Two months after they matched exclusively Matt and Trey traveled to Texas to meet with Harper’s birth parents. To help facilitate, the agency they worked with was also present during their initial meeting. Even with the mediation-like nature of meeting, the chemistry between the parties seemed clear. The couple spent the next few days in Texas with the birth-family when they were surprised with a barbeque. “They had grandparents and parents and sisters and brothers and aunts and uncles and cousins there. There were probably close to 30 people in all, all of whom were excited to welcome us as part of their family!” said Matt. Still reeling with appreciation, the two recount the details of the remarkable and unexpected showing of support.
Three months after the barbeque, Harper met her dads for the first time. The couple rushed from Tennessee to Texas to meet their new daughter. Matt and Trey’s experience during the 48-hour period following Harper’s birth was tense. It was during this time Harper’s mother could have chosen not to terminate her rights and the entire journey would need to be started again. Matt recounts, still exasperated, “Here we [were], new dads, taking care of a baby in a hotel room with no family around – just the two of us. We had no clue what we were doing and we were completely worried about whether or not she was going to be ours officially.”

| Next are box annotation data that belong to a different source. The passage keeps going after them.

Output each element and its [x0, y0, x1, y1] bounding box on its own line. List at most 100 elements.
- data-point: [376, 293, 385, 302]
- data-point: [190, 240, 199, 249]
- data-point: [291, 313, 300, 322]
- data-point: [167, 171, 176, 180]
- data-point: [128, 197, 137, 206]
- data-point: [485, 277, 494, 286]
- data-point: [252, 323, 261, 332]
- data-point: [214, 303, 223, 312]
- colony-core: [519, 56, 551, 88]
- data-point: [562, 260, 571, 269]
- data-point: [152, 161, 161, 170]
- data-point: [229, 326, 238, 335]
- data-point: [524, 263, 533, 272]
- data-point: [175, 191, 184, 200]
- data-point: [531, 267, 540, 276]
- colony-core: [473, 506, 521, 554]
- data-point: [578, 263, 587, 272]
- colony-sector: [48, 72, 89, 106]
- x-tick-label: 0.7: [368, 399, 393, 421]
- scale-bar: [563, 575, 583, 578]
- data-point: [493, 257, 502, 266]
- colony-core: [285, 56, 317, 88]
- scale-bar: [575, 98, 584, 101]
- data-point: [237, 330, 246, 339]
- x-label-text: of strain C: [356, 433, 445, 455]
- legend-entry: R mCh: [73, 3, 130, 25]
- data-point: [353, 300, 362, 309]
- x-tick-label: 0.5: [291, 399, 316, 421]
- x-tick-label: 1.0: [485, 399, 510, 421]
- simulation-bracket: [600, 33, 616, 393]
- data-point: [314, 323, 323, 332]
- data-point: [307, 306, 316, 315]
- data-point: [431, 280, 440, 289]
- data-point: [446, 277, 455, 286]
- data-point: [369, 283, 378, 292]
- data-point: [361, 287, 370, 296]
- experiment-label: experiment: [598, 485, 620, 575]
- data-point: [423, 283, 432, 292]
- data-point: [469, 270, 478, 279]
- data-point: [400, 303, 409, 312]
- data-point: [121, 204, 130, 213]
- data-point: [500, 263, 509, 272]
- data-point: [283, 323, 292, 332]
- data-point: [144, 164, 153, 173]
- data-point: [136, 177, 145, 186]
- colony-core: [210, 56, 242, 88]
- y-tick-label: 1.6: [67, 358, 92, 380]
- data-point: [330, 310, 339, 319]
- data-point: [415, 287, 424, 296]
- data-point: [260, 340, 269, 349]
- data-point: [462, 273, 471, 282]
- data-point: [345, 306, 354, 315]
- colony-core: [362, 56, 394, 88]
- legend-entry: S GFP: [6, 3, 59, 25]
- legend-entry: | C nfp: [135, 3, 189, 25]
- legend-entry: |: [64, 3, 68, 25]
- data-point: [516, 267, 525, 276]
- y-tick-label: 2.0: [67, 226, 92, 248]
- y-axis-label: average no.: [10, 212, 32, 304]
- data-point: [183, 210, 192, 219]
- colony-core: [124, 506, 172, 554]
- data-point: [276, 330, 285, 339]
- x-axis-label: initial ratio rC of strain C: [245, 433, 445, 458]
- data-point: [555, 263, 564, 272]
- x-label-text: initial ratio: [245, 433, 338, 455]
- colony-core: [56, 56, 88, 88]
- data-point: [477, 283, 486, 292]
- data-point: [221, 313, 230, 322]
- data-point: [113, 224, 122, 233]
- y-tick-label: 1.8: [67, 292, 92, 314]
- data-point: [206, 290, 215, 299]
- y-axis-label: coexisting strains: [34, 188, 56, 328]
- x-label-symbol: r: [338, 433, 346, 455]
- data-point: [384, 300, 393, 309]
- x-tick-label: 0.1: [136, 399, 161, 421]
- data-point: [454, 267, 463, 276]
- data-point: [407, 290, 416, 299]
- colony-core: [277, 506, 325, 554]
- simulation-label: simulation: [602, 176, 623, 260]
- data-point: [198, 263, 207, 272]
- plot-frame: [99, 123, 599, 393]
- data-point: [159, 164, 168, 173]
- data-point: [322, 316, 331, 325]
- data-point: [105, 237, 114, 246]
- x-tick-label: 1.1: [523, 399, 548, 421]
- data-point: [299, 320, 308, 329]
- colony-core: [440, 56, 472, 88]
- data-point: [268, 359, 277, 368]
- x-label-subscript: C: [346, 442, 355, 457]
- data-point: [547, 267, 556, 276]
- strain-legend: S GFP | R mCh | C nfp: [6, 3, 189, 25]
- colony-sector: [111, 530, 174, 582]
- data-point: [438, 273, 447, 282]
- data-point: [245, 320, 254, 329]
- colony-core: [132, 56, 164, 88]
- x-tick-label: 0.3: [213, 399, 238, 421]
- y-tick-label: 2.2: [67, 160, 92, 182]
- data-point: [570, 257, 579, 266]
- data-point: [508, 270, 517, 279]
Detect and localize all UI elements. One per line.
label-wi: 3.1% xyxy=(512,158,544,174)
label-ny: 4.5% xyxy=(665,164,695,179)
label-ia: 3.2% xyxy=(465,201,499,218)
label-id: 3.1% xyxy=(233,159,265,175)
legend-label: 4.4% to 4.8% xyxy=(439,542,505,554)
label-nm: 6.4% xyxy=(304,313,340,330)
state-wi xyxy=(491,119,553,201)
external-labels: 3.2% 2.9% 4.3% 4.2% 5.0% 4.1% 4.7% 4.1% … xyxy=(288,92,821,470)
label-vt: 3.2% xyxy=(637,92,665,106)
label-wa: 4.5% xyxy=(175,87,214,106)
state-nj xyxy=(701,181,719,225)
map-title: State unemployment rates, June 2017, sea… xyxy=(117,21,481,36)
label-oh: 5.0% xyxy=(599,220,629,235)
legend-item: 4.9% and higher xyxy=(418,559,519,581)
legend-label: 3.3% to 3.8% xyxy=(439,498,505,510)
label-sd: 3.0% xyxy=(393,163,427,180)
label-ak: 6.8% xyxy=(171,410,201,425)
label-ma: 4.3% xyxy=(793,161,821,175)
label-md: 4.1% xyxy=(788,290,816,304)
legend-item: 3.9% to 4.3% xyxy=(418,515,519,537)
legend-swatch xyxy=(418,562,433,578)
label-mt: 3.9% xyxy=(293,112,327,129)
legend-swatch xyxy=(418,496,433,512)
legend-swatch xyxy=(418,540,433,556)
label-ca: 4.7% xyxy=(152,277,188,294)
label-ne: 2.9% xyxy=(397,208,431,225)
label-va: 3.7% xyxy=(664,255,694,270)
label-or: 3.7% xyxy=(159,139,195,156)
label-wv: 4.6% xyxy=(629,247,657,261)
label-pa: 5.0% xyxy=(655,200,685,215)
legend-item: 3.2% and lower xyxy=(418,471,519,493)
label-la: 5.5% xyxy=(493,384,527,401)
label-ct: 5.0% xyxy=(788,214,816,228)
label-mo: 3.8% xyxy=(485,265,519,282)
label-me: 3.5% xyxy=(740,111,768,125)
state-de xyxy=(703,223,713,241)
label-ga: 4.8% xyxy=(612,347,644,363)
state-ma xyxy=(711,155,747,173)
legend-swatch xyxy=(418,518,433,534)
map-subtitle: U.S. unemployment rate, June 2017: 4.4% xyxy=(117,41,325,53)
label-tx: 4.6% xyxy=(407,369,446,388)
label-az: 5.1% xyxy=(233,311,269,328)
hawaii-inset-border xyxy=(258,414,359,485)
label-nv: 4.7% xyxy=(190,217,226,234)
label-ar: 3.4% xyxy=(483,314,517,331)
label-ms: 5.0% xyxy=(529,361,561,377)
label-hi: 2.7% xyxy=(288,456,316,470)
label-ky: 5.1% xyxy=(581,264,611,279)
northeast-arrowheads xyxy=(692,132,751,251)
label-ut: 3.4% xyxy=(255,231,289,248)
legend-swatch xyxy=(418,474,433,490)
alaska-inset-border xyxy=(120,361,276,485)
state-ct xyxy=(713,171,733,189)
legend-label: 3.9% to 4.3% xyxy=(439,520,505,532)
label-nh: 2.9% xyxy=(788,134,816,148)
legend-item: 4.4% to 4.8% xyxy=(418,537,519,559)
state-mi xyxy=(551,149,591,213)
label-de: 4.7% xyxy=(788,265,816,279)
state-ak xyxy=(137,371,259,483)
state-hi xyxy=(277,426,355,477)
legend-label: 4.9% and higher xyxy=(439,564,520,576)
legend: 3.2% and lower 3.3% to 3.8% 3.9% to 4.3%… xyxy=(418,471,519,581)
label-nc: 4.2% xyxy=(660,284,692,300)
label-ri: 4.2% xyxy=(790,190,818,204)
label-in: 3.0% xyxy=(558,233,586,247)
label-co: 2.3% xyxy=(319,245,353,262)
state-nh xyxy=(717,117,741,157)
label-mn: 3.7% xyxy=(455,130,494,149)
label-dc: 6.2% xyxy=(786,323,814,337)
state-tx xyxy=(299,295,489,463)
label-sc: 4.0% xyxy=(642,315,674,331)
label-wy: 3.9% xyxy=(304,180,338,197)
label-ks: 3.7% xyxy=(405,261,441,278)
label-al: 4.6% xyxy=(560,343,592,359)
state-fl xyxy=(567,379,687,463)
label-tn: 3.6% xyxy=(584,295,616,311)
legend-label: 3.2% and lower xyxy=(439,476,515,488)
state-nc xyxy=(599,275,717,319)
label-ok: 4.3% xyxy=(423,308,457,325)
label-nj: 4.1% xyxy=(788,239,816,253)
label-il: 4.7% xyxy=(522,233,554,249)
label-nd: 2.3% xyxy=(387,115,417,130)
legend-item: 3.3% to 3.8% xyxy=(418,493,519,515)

Harper’s mom gave no indication that she was not confident in her decision to terminate her rights, but Matt and Trey were also wrangling their own emotions. The closeness to the birth-family, cultivated during their long match, allowed them to see both sides of the situation. “When we got Harper it was so difficult to feel happy or excited with having a new family because it felt like we were tearing another family apart,” explained Matt. Indeed, it was a vulnerable situation whose gravity could not be predicted, only felt in the moment.
A few days after arriving in Texas, worst case scenarios were put to rest when Matt and Trey officially became parents. Of course they felt for Harper’s birth-parents as they signed away their rights; however, both sides were also elated for the potential of Harper’s future and how the parties involved would remain well connected through her.

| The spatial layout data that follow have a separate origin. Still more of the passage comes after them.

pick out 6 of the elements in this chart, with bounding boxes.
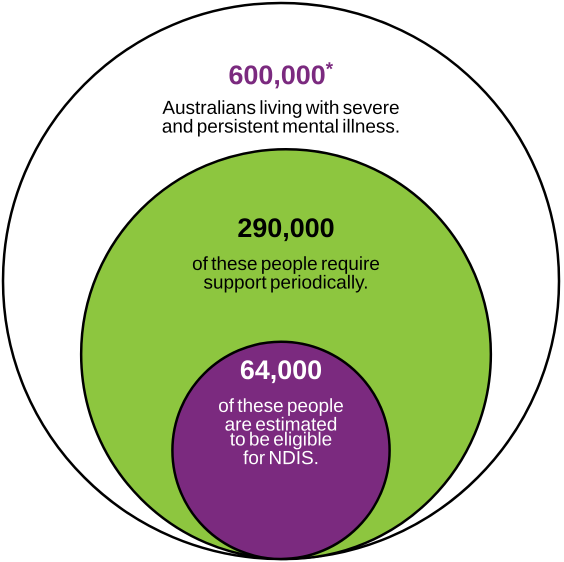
- category-label: of these people require support periodically.: [192, 256, 380, 292]
- data-label: 64,000: [240, 360, 322, 384]
- data-label: 290,000: [238, 218, 334, 242]
- data-label: 600,000$^{*}$: [229, 62, 334, 88]
- category-label: Australians living with severe and persistent mental illness.: [162, 100, 399, 136]
- category-label: of these people are estimated to be eligible for NDIS.: [219, 398, 343, 464]
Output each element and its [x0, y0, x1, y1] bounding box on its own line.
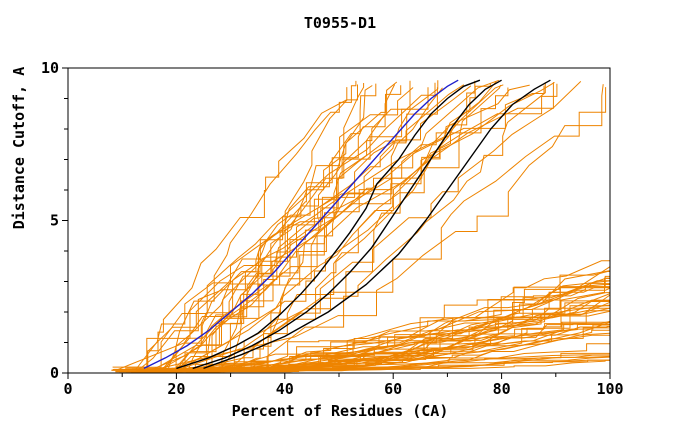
model-curve-orange	[222, 324, 610, 370]
model-curve-orange	[231, 81, 582, 369]
model-curve-orange	[115, 275, 610, 373]
y-tick-label: 5	[50, 212, 59, 230]
model-curve-orange	[160, 84, 396, 372]
highlight-model-black-3	[203, 79, 551, 370]
model-curve-orange	[209, 343, 610, 372]
model-curve-orange	[153, 280, 611, 371]
model-curve-orange	[221, 82, 546, 369]
highlight-model-black-2	[192, 79, 502, 370]
model-curve-orange	[209, 280, 610, 372]
model-curve-orange	[167, 80, 357, 369]
model-curve-orange	[178, 277, 610, 370]
model-curve-orange	[111, 87, 414, 371]
model-curve-orange	[224, 87, 348, 369]
model-curve-orange	[219, 85, 402, 371]
chart-title: T0955-D1	[303, 14, 377, 32]
model-curve-orange	[153, 87, 438, 370]
x-tick-label: 40	[276, 380, 294, 398]
model-curve-orange	[180, 307, 610, 370]
model-curve-orange	[205, 87, 429, 369]
model-curve-orange	[219, 80, 497, 370]
x-tick-label: 80	[493, 380, 511, 398]
model-curve-orange	[173, 82, 554, 371]
model-curve-orange	[234, 287, 610, 370]
x-axis-label: Percent of Residues (CA)	[231, 402, 449, 420]
model-curve-orange	[136, 332, 611, 372]
model-curve-orange	[112, 85, 472, 368]
y-axis-label: Distance Cutoff, A	[10, 66, 28, 230]
x-tick-label: 60	[384, 380, 402, 398]
model-curve-orange	[169, 84, 504, 371]
model-curve-orange	[127, 82, 436, 368]
model-curve-orange	[118, 83, 377, 370]
model-curve-orange	[182, 83, 491, 369]
model-curve-orange	[196, 80, 476, 369]
x-tick-label: 20	[167, 380, 185, 398]
x-tick-label: 0	[63, 380, 72, 398]
y-tick-label: 10	[41, 59, 59, 77]
model-curve-orange	[163, 84, 530, 370]
y-tick-label: 0	[50, 364, 59, 382]
x-tick-label: 100	[596, 380, 623, 398]
model-curve-orange	[125, 87, 607, 369]
highlight-model-black-1	[176, 79, 481, 370]
model-curve-orange	[162, 79, 500, 369]
model-curve-orange	[203, 81, 398, 369]
model-curve-orange	[228, 83, 365, 370]
model-curve-orange	[155, 84, 604, 370]
reference-model-blue	[143, 79, 459, 370]
model-curve-orange	[182, 87, 509, 371]
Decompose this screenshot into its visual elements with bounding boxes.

Matt and Trey are still in consistent contact with Harper’s mom and text on an almost daily basis. They also send photo updates and Facetime with her regularly. It truly feels like an integrated family, right down to the duplicate stuffed foxes Matt and Trey thought to give to both Harper and her birth-mother, so when they send photos of Harper with the fox she has a tangible point of reference and something to help her feel connected.
They are planning a visit to Texas soon to visit the birth-family. While this was a stipulation of open adoption agreement, it is something the couple are thrilled to comply with. Both their parents are hoping to come along too. The grandparents are already connected to Harper’s birth-grandparents over Facebook and love sharing their excitement about Harper. “It really has become an extended family,” says Trey. It does seem clear that everyone involved just wants Harper to feel loved, no matter their connection.
“[For us] there’s nothing negative about adoption,” Trey said with calm conviction when asked about how the pair plan to tackle future conversations about her adoption. They don’t intend to have the adoption conversation with Harper because she will know her birth and adoptive families. A situation that feels like it will come naturally given the connections created. “We feel very lucky for our experience and how it worked out for us. Not everyone has the same kind [of positive experience],” added Matt.